The Angels Theatre Company delivers an explosive and engaging theatrical gift with “One Flew Over the Cuckoo’s Nest,” which opened Friday night at the Haymarket Theatre.
This is a presentation of the 1963 Dale Wasserman script that cleaves closely to Ken Kesey’s novel, not to be confused with the 1975 film that served as a star vehicle for Jack Nicholson.
Under the direction of Mary Douglass, the ensemble work zings along breathlessly through its 2-hour, 10-minute course with a stop for an intermission.
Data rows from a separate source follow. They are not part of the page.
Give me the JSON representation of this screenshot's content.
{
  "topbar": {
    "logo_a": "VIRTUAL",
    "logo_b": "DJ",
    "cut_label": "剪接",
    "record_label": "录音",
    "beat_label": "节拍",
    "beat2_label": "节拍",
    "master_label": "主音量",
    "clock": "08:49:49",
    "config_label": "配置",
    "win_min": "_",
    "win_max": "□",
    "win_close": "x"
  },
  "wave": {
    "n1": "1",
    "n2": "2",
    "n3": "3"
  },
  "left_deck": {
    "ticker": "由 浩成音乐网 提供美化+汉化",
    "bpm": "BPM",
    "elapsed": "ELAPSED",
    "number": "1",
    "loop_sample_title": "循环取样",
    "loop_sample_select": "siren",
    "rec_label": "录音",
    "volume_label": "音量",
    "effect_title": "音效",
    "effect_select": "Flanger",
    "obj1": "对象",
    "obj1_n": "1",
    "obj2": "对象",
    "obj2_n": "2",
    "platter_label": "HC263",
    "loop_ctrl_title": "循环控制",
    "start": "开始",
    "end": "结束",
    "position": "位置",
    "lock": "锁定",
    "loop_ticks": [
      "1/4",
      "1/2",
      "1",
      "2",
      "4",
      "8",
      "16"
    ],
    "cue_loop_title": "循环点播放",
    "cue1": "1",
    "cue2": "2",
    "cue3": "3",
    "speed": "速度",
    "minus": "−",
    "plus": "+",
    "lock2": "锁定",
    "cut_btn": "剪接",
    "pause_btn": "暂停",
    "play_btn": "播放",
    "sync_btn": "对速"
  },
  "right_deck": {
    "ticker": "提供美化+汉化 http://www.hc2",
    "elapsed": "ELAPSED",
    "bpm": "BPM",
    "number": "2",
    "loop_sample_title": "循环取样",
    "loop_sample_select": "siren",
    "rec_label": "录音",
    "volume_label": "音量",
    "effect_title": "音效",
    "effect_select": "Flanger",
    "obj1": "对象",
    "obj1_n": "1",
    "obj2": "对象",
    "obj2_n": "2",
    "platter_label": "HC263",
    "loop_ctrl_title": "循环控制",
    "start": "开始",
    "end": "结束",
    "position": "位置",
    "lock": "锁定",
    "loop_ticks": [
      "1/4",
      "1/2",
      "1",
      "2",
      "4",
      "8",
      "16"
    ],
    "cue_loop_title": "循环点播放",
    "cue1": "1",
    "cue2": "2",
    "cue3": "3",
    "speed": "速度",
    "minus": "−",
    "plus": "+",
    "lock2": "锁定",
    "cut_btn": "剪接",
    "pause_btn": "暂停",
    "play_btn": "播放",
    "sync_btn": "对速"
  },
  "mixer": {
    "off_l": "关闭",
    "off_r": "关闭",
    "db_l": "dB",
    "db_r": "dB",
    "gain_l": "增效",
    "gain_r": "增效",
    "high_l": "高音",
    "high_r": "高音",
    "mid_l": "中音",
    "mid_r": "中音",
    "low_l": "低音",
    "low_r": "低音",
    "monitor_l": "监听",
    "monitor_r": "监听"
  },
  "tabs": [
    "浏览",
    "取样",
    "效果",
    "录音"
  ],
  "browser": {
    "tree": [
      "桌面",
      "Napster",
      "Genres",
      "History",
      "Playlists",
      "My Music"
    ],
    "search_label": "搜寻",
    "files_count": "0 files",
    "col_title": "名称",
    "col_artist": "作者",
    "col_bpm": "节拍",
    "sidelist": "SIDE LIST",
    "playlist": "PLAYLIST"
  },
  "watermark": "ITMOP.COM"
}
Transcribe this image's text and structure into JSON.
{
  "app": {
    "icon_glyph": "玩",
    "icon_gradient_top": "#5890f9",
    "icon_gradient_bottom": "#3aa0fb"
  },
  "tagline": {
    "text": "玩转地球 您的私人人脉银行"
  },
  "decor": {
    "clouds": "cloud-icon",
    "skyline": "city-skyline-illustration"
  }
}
The action takes place in a mental hospital in Oregon where a tense tranquility reigns on a therapeutic men’s ward until a scheming inmate of a work farm decides he would rather serve the rest of his sentence by faking mental illness and pulling easy time in the hospital. The inmate is one of American literature’s great iconic figures, Randle P. McMurphy. He represents, at best, the spirit of freedom; at worst, destructive rebelliousness. He locks horns with malevolent “Big Nurse” Ratched with varying effects on the long-time residents of the ward.
Sean Schmeits returns to the stage after four years’ absence to take on the heroic role of McMurphy, and Elizabeth Govaerts is his icy nemesis Nurse Ratched. Both are veterans of the Lincoln theater scene and anchor the tension of the piece.
The play draws heavily on the narrative presence of Native patient “Chief” Bromden as the novel did on his interior monologue. This role is played with strength by Walter J. McDowell III.
It is fortunate indeed for Lincoln that Douglass was able to bring a group of five actors she previously directed at the Lincoln Community Playhouse in her successful “Twelve Angry Men” and cast them again in “Cuckoo’s Nest.” Along with McDowell, she cast Lyn Leach as Scanlon (wonderful, with a complete vocabulary of tics and jitters that add to the general sense of constant movement in the production), Dennis Fricks as Dale Harding, Elbert Taylor as Ruckly and Randy Hawthorne as Dr. Spivey.
Others turning in notable performances are Christian Novotny as the struggling Billy Bibbit and Larry Weixelman as the hallucinating Martini.